堅守どうしの慎重な立ち上がりから、点の入りにくい展開を予想します。前半はスコアレスのまま、互いにリスクを抑えた中盤の攻防が続く。後半、コロンビアが司令塔ハメスを欠いて崩しの創造性をやや欠くなか、ジャカの配球とセットプレーで主導権を握ったスイスが、エンボロの一撃で先制。リードを得たスイスが持ち前の堅い守備で1点を守り切る——そんな筋書きをやや優位に見ます。
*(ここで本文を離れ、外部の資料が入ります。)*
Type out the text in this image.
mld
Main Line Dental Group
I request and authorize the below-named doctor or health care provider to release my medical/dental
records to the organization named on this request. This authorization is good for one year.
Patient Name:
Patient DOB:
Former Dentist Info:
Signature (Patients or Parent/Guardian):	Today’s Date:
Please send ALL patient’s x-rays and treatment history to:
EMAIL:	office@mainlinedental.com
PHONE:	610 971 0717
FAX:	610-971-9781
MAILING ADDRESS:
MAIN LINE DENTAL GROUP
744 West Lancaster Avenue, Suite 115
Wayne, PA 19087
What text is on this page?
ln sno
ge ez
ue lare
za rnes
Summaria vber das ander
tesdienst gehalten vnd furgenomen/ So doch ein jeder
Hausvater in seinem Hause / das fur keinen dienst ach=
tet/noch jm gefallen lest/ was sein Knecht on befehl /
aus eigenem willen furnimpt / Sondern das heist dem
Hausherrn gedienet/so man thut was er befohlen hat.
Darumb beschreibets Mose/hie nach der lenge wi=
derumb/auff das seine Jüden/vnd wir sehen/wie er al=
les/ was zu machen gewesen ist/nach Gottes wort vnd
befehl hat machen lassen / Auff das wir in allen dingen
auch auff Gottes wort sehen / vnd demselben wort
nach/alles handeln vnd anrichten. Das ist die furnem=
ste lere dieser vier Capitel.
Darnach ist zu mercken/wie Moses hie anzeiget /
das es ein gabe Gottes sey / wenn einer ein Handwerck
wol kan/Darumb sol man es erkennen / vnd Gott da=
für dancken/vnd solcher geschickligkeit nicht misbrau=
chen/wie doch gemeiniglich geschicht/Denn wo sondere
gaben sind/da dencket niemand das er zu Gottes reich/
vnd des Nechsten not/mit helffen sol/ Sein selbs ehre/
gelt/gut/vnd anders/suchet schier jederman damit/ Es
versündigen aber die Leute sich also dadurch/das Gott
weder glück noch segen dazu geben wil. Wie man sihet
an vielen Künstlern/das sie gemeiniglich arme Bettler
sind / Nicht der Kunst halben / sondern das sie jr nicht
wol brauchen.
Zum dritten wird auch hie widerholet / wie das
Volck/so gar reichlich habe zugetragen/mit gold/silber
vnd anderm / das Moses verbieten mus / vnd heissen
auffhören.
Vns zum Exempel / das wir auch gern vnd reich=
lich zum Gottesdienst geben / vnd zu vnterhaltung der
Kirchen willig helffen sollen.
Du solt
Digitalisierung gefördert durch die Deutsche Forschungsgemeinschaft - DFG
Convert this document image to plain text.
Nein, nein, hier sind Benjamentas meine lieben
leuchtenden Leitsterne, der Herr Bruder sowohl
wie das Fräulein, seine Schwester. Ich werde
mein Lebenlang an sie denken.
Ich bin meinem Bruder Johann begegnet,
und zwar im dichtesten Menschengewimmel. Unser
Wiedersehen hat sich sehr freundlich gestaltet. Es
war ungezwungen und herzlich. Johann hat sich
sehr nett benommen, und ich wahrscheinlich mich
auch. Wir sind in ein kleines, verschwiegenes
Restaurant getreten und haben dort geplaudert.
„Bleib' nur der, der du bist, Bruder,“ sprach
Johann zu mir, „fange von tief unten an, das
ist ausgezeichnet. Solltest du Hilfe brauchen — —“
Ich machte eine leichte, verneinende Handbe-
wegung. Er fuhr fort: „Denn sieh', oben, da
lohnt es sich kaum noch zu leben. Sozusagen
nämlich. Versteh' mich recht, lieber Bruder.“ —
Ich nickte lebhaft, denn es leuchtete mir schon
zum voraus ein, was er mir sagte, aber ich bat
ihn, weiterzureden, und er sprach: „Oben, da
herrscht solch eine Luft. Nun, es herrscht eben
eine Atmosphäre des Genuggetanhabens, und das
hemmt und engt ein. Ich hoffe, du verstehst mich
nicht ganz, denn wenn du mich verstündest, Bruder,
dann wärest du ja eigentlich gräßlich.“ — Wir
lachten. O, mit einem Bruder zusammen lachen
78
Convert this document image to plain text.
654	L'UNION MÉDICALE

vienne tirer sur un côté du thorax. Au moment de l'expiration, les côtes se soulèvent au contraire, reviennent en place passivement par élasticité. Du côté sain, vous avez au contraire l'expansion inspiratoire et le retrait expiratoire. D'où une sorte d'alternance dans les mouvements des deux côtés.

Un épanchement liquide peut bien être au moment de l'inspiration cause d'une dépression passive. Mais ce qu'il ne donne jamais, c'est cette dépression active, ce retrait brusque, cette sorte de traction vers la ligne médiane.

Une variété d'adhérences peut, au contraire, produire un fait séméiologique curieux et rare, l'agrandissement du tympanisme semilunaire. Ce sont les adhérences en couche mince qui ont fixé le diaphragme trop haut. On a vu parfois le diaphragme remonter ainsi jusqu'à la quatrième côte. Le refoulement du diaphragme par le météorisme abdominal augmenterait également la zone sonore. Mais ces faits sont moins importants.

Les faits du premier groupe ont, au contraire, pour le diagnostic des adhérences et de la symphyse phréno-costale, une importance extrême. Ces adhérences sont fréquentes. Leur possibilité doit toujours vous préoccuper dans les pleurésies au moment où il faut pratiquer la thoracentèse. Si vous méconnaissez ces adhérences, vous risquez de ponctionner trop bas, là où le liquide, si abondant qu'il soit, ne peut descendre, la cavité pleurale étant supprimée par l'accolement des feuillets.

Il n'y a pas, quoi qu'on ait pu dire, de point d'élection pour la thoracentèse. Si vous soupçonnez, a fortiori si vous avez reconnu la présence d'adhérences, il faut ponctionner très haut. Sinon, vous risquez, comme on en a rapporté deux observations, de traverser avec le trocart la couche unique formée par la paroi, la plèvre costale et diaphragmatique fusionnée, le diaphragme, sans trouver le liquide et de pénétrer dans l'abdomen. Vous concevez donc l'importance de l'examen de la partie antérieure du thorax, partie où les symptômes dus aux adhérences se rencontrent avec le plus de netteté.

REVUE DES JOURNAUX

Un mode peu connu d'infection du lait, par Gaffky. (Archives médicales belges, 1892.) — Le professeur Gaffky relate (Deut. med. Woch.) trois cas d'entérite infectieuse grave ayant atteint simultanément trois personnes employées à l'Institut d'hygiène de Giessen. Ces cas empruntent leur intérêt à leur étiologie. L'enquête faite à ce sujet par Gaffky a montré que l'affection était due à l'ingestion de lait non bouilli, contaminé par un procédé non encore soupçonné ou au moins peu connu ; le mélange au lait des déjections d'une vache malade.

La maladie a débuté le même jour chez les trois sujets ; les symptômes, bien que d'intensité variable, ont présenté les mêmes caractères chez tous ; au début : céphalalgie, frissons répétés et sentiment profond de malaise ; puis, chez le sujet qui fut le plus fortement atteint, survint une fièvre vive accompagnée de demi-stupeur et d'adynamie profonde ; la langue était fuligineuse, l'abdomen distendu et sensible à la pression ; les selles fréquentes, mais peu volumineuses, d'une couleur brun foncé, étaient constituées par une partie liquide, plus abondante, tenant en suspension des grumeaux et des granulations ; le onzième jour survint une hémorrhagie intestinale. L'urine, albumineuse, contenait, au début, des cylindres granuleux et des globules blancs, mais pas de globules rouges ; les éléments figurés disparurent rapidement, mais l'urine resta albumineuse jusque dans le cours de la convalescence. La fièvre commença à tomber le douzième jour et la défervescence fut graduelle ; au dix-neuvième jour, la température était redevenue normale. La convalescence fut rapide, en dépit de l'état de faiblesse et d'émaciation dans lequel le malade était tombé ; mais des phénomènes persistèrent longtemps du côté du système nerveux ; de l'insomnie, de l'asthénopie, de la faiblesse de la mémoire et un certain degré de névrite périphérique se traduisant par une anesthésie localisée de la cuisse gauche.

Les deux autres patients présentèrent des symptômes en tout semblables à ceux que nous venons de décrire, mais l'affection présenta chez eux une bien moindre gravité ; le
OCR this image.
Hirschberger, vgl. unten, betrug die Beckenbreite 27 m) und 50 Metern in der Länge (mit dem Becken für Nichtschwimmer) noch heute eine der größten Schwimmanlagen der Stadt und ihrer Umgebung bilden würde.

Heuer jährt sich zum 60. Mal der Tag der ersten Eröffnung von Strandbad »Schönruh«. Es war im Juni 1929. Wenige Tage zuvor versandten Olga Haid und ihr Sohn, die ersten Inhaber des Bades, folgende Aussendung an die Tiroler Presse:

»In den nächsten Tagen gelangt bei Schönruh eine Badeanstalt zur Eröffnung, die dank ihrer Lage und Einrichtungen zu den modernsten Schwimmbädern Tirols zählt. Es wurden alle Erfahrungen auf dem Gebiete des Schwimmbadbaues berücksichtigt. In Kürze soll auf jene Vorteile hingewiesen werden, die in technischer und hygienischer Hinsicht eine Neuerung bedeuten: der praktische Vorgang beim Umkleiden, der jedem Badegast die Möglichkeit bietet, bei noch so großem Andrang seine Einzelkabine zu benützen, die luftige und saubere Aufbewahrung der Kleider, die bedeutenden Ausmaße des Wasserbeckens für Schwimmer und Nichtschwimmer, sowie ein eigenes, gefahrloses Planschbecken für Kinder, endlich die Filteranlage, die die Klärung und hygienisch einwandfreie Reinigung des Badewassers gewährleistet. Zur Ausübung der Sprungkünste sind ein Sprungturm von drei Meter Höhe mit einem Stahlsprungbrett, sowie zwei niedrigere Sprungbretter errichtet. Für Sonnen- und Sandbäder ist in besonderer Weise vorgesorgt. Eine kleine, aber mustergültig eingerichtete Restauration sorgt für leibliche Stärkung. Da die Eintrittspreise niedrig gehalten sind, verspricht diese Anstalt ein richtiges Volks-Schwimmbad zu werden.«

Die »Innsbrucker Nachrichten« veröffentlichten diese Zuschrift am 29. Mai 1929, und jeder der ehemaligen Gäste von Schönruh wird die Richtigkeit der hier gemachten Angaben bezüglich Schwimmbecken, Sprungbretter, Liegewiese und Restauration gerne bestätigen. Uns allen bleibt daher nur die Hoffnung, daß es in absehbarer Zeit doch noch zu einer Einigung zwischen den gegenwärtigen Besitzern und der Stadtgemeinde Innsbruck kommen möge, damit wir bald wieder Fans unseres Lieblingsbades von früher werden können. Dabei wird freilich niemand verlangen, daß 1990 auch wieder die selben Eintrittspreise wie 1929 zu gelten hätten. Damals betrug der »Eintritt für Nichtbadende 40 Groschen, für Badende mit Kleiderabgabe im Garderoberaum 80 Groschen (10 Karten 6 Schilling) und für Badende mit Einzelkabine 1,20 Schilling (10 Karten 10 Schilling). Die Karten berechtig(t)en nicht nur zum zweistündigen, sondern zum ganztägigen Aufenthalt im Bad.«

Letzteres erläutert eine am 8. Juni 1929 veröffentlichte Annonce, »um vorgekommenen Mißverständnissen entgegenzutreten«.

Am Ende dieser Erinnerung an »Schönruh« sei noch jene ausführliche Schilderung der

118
もっとも、ルイス・ディアスの一撃で振り出しに戻る展開も十分にあり、最後はPK戦までもつれる可能性も残ります。

  • 予想スコア:スイスが 1-0 で勝利

  • 予想得点者:エンボロ(スイス)

  • 注目ポイント:堅守どうしのロースコア、スイス前線トリオの決定力、ハメスの先発可否とコロンビアの創造性、ルイス・ディアスの単騎打開、もつれた場合のPK戦

※あくまで個人的な予想です

見どころ

ベスト8の最後の1枠を争う、無敗どうしの堅い一戦です。最大の見どころは、守備を土台にした同型対決で、どちらが少ないチャンスを先に仕留めるか。スイスの前線トリオの形と、司令塔ハメスの体調に不安を抱えるコロンビアの、わずかな差がどこに出るか。派手さはなくとも、1点の重みと駆け引きが凝縮された、玄人好みの90分になりそうです。今大会ラウンド16で最も予想の割れるこの一戦を、じっくり味わいたいところです。

最後に

ラウンド16も最終日。7月8日は、「王者の貫禄」と「無敗どうしの我慢比べ」が物語の軸になる2試合です。アルゼンチン×エジプトは、メッシを擁する王者の個を、サラーと堅守のエジプトがどこまで脅かせるか。スイス×コロンビアは、堅守自慢の無敗どうしが、ベスト8の最後の1枠をロースコアの我慢比べで奪い合います。どちらも、勝てばベスト8という重みのなかで、たった一つの決定機、あるいはPK戦が勝敗を分けます。この2試合が終われば、準々決勝の8チームがすべて出そろい、いよいよ大会は頂点への最終盤へと入っていきます。